Solved: Re: Storing millions of records in QVD files - Page 2 - Qlik Community

morenoju · ‎2018-01-04

Hi,

I have a table in my DB with approximately 220 millions of records and rising every day.

In my data script, I decided to store the records in on QVD for each month but reading the data from the QVDs is taking more time than I had expected (around 15 min) and it's consuming a lot of resources in my server.

Would it be better if I had one QVD per year? Is it faster for Qlik to read a single QVD than several of them?

Thanks,

Juan

morenoju · ‎2018-01-05

Well, I'm supposed to make all records available, so that's why I read the qvd of all months. The problem I'm seeing is that when I load the 220 million records in the table, the App stops working (I can't open it, I see the animated circles indefinitely).

martinpohl · ‎2018-01-05

try to debug script with a few records to see that data model is ok (no synth keys or loops)

petter · ‎2018-01-05

When you have typically more than a million records it is always important to look at how you can help Qlik to get the most out of it's built-in compression mechanisms.

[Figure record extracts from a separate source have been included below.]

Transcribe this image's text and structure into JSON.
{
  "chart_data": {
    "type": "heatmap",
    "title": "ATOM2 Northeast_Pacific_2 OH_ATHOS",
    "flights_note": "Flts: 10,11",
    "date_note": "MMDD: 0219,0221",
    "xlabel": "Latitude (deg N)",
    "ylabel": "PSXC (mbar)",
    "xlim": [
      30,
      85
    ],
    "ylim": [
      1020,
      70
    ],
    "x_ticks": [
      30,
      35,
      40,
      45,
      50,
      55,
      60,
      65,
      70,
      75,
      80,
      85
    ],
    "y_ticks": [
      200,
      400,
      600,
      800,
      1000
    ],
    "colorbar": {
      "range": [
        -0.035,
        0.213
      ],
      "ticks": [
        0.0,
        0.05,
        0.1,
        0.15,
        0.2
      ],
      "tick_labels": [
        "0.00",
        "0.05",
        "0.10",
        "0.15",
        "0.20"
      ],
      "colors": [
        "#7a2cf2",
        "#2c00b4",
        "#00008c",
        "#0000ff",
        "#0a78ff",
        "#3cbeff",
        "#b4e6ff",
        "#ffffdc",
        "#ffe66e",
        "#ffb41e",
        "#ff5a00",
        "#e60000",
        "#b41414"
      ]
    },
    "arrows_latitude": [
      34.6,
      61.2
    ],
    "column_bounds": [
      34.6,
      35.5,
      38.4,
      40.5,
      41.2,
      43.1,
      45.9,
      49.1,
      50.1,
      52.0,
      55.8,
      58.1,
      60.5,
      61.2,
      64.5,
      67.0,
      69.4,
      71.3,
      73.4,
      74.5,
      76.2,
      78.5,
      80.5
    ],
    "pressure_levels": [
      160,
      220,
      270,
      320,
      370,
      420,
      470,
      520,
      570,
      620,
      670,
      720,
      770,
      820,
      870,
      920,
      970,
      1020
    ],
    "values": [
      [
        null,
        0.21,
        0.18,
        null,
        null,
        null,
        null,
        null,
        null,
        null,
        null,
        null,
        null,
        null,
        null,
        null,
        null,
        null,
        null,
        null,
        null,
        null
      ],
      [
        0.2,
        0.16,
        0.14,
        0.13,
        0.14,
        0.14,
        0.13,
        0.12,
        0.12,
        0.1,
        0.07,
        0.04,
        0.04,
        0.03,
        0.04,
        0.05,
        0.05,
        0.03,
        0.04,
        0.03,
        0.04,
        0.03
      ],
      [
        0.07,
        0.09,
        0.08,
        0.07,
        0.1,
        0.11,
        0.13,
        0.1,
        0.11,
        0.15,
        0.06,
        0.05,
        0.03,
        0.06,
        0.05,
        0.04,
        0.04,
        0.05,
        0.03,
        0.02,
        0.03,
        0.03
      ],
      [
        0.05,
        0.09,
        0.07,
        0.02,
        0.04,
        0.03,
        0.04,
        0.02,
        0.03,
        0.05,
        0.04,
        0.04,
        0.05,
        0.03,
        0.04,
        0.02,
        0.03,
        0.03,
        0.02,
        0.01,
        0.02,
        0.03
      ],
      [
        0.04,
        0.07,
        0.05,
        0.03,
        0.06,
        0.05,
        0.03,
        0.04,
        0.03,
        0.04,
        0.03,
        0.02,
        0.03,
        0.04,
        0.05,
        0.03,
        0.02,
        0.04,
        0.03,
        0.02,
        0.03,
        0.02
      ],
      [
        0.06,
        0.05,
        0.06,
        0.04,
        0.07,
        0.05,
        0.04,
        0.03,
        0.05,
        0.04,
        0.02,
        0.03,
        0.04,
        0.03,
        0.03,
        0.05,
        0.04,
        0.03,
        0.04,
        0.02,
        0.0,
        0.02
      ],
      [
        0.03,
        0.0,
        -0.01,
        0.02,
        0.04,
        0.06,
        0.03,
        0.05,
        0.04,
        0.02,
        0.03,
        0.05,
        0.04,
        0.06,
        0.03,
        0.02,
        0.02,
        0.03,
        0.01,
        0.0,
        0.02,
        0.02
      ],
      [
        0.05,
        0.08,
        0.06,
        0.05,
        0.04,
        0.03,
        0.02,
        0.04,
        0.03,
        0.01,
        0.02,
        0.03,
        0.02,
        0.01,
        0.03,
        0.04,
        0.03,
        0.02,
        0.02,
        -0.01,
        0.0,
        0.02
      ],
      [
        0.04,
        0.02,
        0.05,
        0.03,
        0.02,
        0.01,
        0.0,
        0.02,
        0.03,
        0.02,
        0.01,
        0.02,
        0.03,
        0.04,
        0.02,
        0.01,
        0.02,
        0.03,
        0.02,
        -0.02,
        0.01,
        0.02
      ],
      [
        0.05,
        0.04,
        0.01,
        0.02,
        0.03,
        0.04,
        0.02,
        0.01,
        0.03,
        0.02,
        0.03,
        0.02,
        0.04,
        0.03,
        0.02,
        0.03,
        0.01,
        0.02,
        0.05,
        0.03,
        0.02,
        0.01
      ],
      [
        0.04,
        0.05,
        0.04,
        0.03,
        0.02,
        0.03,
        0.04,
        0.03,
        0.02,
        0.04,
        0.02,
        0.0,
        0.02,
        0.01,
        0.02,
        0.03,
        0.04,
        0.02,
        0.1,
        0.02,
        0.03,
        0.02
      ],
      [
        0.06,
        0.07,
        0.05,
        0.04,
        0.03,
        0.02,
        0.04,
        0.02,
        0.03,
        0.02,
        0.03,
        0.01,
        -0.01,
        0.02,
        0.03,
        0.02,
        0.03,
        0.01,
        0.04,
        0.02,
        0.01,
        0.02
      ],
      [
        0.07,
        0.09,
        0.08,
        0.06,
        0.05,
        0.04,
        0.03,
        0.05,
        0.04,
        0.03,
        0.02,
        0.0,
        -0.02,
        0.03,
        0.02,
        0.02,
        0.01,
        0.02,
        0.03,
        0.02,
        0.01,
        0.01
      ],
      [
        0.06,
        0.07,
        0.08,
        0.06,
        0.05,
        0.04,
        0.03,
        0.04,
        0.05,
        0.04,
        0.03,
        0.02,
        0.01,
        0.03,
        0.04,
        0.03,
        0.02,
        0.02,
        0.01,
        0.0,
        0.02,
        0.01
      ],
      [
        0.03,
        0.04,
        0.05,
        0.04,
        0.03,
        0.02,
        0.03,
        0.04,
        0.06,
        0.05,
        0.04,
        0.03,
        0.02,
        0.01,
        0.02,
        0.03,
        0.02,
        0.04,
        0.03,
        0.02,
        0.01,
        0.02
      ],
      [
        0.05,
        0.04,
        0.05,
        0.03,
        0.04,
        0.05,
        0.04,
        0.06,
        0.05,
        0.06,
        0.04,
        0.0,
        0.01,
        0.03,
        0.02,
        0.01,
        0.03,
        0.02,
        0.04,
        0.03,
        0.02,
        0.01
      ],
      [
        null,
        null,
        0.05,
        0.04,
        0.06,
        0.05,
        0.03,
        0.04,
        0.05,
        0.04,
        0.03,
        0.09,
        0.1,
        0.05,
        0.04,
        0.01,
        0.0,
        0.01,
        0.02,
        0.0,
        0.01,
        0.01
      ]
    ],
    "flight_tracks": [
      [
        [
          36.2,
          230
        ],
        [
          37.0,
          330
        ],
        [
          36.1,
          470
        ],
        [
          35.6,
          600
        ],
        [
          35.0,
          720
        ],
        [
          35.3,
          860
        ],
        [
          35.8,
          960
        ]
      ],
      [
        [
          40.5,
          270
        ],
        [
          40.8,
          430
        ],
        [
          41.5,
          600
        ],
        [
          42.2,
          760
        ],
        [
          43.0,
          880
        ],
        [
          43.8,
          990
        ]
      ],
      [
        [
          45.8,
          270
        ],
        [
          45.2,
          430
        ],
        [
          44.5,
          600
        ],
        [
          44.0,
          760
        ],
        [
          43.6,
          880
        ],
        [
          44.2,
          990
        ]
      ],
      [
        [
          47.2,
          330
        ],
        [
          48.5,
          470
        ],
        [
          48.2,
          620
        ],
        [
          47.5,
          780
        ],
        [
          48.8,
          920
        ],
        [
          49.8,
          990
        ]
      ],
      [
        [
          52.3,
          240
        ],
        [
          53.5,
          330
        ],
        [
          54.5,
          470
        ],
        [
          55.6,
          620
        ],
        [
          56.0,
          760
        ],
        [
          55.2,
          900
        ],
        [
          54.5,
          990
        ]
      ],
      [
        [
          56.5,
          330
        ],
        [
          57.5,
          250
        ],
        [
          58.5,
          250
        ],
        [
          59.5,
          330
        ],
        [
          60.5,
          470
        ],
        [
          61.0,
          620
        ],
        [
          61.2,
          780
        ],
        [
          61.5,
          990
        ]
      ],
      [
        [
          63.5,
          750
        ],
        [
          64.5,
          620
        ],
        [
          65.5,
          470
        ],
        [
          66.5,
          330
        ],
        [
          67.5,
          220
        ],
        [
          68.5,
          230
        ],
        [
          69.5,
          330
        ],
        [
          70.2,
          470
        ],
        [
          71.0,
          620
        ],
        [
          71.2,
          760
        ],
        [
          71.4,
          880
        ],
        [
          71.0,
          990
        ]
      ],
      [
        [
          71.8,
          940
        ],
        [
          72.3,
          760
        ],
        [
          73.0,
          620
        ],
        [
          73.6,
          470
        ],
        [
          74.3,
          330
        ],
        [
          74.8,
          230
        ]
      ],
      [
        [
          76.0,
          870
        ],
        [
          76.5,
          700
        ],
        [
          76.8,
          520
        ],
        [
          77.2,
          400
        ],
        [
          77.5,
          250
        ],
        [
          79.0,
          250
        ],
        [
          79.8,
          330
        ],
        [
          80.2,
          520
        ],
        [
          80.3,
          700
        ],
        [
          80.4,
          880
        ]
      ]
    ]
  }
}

The #1 method for doing that is to look at the cardinality of each field. If you can turn low-cardinality field into a high-cardinality field you can save a lot of space (memory) and it affects also calculation time accordingly.
Don't store redunant data - fields that contains just variants of each other. You have several of them.

"link_timestamp",

"link_date",

"link_time",

"link_time_15min",

"link_minute",

"link_hour",

[link.id],

speed,

"speed_mph",

TravelTimeIndex,

traveltime

link_timestamp might be stored with a high precision. So it would very often be a high-cardinality field. You can often round them off to a much lower resolution and save a lot of memory. Sometimes as much as 6-20 times the reduction in storage.
Maybe you don't need the link_timestamp at all - why do you keep it - doesn't the other fields contain the same information if you combine them?
link_time and link_time_15min is redundant. If you need to keep link_time at least round it off to the lowest acceptable resolution like seconds or minutes. You might save a lot there too.
Be sure that link_date contains only the date part so truncate it to an integer by doing av Floor(link_date)
speed and speed_mph are redundant. Why not just use a conversion factor when you need mph? it's a constant of 1.69034 and is easy to add to any expression.
be sure to round off the speed to the lowest resolution possible to save memory. Do you really need it to be with decimals - if not make it into an integer - you can round it off too.

Splitting a high-cardinality field like a timestamp into it's constituent parts like date, hour, minute, second and tenths of seconds will help tremendously - but don't keep the original timestamp. This will enable much much higher compression under the hood for Qlik. You might save a lot of memory.

morenoju · ‎2018-01-08

Thanks Petter. I've been editing the script following your advice and I've seen some improvement. I'm keeping the timestamp and I think the cardinality is not that high since in my DB table all values are in 15min samples (9:00, 9:15, 9:30, 9:45, 10:00, 10:15...). But I've got rid of all the other "link" fields and of speed. Speed_mph I've rounded it as you suggested.

Still, it takes a long time to load, but I'm now thinking of the resources of the machine where I have Qlik Sense installed. I'm using two cores and the CPU usage is of 100% during the load. I'm going to increase to 4 and see what happens.

Same with the memory, but this time not when loading but while editing or using the app. The 8 GB I have are used most of the time so I'm going to increase the memory too.

Thanks for the help, and I'll let you all know how it goes.

Regards,

Juan

morenoju · ‎2018-01-10

This is working very well now. Thanks petter-s for the recommendations to improve the load script. And all participants for the good ideas provided.

pbriggs11 · ‎2023-08-09

Thanks for this solution, I have never heard anyone speak of evaluating the cardinality of fields (or maybe I was just asleep in class that day). I implemented this approach on a QVD with over 100 million rows that was taking just over an hour to load, even though it stated it was an optimized QVD load. Now loading in under 5 minutes.